Le changement climatique, catastrophe ou opportunité ?

Depuis que l'alerte a été lancée, les avis sont partagés. Il y en a qui nourrissent de légitimes inquiétudes et d'autres qui, loin de s'alarmer, considèrent le réchauffement comme une excellente chose. C'est le cas de certains viticulteurs, comme Jean-Pierre Achard, producteur de clairette installé au pied du Vercors, qui se réjouit de finir ses vendanges en septembre et de voir le degré d'alcool de sa production augmenter par la grâce de la météo.
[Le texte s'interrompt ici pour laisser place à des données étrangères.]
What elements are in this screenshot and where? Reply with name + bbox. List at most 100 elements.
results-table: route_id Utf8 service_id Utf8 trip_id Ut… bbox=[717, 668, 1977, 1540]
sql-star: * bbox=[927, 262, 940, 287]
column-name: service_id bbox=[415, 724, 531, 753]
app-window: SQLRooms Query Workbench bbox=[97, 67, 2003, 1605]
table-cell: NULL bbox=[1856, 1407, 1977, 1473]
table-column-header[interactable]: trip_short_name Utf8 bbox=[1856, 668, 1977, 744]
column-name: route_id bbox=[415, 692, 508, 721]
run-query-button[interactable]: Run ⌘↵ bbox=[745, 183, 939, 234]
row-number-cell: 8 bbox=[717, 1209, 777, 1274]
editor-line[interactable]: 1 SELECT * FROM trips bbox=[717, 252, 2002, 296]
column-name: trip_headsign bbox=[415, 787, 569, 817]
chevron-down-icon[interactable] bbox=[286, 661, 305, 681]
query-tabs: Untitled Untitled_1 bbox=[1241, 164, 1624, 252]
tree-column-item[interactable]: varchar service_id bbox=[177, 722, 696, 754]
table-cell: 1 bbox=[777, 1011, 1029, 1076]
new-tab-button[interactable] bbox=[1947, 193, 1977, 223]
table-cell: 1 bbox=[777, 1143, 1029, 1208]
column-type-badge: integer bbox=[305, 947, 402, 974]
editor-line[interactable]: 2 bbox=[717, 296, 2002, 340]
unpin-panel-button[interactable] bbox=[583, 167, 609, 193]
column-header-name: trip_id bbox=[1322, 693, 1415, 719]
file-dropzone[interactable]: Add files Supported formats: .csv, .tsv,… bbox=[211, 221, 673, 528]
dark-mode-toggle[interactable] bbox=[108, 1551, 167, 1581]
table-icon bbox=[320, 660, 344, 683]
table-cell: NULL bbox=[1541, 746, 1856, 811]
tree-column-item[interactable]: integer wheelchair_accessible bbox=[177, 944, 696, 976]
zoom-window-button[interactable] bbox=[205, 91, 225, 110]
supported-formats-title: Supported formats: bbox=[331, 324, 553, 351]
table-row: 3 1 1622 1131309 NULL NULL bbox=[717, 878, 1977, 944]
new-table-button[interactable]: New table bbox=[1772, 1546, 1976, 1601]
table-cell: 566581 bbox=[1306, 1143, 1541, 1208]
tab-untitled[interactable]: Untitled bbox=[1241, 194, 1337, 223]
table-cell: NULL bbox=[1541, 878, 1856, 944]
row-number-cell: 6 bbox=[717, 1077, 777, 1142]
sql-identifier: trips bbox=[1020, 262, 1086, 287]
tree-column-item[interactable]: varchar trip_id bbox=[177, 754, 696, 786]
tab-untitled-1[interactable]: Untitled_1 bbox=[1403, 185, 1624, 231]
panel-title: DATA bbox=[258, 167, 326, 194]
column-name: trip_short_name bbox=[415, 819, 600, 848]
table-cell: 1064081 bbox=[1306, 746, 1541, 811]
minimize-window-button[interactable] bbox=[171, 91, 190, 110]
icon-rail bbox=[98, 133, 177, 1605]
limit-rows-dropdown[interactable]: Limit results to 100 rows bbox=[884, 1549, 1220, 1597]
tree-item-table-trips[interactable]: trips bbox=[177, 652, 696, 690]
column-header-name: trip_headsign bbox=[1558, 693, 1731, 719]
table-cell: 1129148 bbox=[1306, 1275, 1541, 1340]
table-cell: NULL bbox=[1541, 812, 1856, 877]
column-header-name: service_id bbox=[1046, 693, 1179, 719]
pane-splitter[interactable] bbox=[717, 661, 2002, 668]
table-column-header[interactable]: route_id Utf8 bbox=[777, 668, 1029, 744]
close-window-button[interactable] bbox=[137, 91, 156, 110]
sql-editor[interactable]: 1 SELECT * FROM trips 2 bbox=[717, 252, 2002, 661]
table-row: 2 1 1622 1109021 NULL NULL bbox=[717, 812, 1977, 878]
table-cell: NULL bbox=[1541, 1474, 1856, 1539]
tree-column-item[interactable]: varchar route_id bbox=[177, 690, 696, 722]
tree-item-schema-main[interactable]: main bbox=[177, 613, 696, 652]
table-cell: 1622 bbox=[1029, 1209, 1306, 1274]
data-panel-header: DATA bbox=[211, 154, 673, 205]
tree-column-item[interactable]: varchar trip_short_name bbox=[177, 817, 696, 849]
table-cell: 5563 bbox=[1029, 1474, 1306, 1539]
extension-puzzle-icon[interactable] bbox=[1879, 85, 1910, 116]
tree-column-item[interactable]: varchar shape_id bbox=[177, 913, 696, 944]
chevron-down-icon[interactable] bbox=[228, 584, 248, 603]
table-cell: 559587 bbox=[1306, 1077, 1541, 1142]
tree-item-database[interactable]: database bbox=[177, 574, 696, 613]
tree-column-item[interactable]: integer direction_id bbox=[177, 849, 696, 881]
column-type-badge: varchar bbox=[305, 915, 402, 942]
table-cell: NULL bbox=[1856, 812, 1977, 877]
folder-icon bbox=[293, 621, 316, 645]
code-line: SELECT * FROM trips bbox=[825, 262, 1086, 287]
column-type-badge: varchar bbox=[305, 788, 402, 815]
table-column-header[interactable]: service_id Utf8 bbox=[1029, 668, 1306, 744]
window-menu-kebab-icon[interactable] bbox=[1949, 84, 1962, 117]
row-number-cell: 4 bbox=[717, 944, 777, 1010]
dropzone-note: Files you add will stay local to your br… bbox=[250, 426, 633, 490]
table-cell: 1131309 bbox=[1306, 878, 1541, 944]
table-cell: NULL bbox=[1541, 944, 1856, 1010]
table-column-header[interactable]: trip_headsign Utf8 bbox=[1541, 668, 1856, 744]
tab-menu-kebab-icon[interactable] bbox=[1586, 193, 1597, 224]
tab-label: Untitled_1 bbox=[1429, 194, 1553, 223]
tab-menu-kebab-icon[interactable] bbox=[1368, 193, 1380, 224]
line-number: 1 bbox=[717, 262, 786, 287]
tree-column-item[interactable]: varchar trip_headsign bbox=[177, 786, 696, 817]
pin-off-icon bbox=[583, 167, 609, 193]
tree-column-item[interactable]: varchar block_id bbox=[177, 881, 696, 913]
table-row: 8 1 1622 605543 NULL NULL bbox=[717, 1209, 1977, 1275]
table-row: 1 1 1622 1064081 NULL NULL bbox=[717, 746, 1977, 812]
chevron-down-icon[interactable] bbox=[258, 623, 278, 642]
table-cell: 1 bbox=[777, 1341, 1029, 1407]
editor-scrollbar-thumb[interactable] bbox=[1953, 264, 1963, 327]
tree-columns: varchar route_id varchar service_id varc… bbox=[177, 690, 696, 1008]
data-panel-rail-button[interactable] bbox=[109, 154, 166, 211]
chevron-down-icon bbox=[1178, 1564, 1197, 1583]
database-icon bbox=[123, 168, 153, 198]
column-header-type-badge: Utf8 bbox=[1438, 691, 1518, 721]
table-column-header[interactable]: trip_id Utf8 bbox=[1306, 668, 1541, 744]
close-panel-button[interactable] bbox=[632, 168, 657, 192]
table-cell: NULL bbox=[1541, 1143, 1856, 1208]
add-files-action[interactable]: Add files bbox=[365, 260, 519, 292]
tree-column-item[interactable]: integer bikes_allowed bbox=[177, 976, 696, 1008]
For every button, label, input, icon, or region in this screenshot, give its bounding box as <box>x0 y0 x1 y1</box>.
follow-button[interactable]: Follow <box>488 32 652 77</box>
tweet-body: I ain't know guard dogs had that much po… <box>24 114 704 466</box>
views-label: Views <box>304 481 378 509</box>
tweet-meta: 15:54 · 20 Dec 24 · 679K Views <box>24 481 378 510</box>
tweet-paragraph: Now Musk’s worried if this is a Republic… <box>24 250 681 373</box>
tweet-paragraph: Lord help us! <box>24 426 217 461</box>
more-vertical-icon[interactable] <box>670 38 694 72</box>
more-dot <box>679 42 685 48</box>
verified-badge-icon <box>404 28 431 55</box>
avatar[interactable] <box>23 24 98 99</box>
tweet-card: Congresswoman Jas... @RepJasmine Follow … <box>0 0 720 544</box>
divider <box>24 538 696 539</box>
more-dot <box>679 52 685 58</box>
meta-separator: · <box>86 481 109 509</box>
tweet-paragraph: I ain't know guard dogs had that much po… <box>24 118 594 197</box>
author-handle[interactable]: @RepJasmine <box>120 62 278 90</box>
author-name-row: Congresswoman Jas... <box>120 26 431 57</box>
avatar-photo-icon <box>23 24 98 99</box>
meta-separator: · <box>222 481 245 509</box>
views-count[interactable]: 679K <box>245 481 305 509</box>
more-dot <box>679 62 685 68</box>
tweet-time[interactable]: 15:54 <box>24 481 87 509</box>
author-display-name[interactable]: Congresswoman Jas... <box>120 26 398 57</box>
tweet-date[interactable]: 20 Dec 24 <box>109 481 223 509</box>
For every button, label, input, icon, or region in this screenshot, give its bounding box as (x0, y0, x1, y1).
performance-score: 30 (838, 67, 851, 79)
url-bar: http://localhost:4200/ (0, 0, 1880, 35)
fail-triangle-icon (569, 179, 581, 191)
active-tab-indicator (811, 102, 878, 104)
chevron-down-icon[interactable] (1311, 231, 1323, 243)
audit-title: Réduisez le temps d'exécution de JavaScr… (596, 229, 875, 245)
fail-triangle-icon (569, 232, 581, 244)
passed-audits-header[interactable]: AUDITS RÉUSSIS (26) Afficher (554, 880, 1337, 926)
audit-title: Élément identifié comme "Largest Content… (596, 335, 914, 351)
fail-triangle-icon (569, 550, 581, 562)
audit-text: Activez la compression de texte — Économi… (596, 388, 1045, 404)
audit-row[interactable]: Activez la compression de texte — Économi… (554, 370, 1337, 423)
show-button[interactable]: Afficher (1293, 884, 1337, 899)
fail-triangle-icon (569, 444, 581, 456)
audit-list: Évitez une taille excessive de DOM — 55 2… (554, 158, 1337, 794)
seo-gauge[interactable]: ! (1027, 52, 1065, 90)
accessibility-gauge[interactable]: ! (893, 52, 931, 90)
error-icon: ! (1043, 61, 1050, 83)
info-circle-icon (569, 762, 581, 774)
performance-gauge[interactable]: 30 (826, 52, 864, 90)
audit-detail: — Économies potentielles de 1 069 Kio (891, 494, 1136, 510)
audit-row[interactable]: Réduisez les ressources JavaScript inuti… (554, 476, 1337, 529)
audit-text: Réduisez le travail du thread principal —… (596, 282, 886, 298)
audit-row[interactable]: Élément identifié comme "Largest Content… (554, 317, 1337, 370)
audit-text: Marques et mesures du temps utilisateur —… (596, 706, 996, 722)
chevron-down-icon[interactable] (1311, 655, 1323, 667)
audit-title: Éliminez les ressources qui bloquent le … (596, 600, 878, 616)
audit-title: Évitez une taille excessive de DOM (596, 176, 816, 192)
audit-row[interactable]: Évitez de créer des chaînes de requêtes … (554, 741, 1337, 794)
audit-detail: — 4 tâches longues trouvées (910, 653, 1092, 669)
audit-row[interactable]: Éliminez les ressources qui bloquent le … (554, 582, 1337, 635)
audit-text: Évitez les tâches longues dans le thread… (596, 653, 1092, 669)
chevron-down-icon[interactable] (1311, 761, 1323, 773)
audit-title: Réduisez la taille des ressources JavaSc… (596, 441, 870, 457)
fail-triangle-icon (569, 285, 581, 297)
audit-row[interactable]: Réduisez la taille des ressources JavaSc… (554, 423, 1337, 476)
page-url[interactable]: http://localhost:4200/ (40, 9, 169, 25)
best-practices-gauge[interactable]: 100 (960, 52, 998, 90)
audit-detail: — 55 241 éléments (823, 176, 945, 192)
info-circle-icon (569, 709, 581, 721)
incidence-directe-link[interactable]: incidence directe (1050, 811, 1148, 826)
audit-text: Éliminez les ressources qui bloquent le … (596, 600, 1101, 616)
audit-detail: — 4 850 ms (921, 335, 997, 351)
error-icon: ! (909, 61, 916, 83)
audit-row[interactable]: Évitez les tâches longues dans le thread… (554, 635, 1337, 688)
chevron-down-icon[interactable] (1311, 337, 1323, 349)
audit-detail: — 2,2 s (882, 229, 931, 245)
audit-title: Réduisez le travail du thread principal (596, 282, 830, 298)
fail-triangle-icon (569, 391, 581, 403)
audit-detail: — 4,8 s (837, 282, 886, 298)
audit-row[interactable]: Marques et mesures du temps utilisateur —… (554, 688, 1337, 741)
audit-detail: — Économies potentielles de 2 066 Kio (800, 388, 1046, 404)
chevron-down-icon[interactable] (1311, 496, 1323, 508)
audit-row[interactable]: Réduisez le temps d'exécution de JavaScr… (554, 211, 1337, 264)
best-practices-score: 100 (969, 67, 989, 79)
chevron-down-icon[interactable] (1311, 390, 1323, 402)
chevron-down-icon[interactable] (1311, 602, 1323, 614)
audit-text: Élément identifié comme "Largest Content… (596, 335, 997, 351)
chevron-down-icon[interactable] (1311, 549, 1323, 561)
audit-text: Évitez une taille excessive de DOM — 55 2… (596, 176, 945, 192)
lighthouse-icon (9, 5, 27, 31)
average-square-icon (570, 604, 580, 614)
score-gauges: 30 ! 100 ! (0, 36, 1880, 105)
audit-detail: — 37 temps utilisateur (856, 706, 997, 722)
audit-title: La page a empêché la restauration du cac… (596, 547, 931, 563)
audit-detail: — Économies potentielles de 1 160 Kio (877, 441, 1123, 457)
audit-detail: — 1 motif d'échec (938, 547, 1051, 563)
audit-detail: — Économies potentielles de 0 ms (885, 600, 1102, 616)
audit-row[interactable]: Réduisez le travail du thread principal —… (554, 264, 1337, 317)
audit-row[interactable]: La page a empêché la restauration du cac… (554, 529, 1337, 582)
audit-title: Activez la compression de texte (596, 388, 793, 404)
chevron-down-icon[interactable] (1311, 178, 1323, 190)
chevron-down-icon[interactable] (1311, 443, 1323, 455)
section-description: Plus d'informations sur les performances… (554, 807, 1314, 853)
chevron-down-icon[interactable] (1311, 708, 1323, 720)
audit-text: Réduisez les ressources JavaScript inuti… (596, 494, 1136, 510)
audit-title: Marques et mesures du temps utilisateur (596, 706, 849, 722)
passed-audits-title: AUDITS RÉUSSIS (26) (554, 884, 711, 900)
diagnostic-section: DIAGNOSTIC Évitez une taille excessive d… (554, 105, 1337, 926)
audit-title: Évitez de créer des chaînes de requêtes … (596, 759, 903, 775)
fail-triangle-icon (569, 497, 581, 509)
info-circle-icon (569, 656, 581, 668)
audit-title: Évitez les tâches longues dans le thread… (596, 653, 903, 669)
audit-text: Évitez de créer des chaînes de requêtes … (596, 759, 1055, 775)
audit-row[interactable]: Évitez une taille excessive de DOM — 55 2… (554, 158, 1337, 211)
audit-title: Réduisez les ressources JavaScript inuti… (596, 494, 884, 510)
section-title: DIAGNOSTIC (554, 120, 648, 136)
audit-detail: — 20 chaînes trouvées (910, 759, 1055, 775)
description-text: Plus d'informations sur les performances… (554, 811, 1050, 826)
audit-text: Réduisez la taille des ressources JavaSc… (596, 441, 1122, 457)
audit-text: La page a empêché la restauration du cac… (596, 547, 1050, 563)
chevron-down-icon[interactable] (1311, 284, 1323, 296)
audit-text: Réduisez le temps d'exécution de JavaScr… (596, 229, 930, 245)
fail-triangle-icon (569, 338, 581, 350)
Pour tirer les choses au clair et proposer des stratégies d'adaptation, l'Isrtea (1) a lancé un important programme de recherche dans le Vercors. Pourquoi le Vercors ? Parce que ce territoire est jugé représentatif des espaces de moyenne montagne, particulièrement sensibles au réchauffement climatique. Depuis un an, le projet Adamont associe donc chercheurs, techniciens, exploitants, acteurs du tourisme et représentants de quatre parcs naturels régionaux (Vercors, Chartreuse, Bauges et Baronnies) dans un objectif commun : mettre en évidence les impacts du changement climatique sur les principales activités socio-économiques et imaginer des pistes d'adaptation.
Stocker l'eau
Au printemps dernier, à Saint-André-en-Royans, les chercheurs ont réuni une vingtaine d'acteurs de terrain pour recenser observations objectives et craintes supposées. Au mur, le schéma simplifié d'un territoire de moyenne montagne, avec ses paysages et ses ressources. A chacun d'y placer un ou plusieurs post-it, illustrant les effets réels ou craints du changement climatique sur les milieux et les activités. Installé entre Vercors et Baronnies, Jean-Pierre Achard constate une sécheresse estivale plus marquée et des orages plus fréquents. Mais comme son exploitation est en bio, il ne déplore « pas de conséquence dramatique sur la vigne. L'orage n'a pas d'effet dévastateur, grâce à l'herbe. Le sol s'enrichit en eau et n'est pas érodé ». Christophe Bellier, éleveur et producteur de noix à Sainte-Eulalie-en-Royans, ne vit pas les choses de la même manière. « Après la sécheresse de 2003, nous avons eu du mal à retrouver notre production. Les arbres qui étaient sur des parcelles non irriguées ont souffert. A l'avenir, aurons-nous la capacité de faire des réserves pour stocker l'eau ? », s'inquiète-t-il.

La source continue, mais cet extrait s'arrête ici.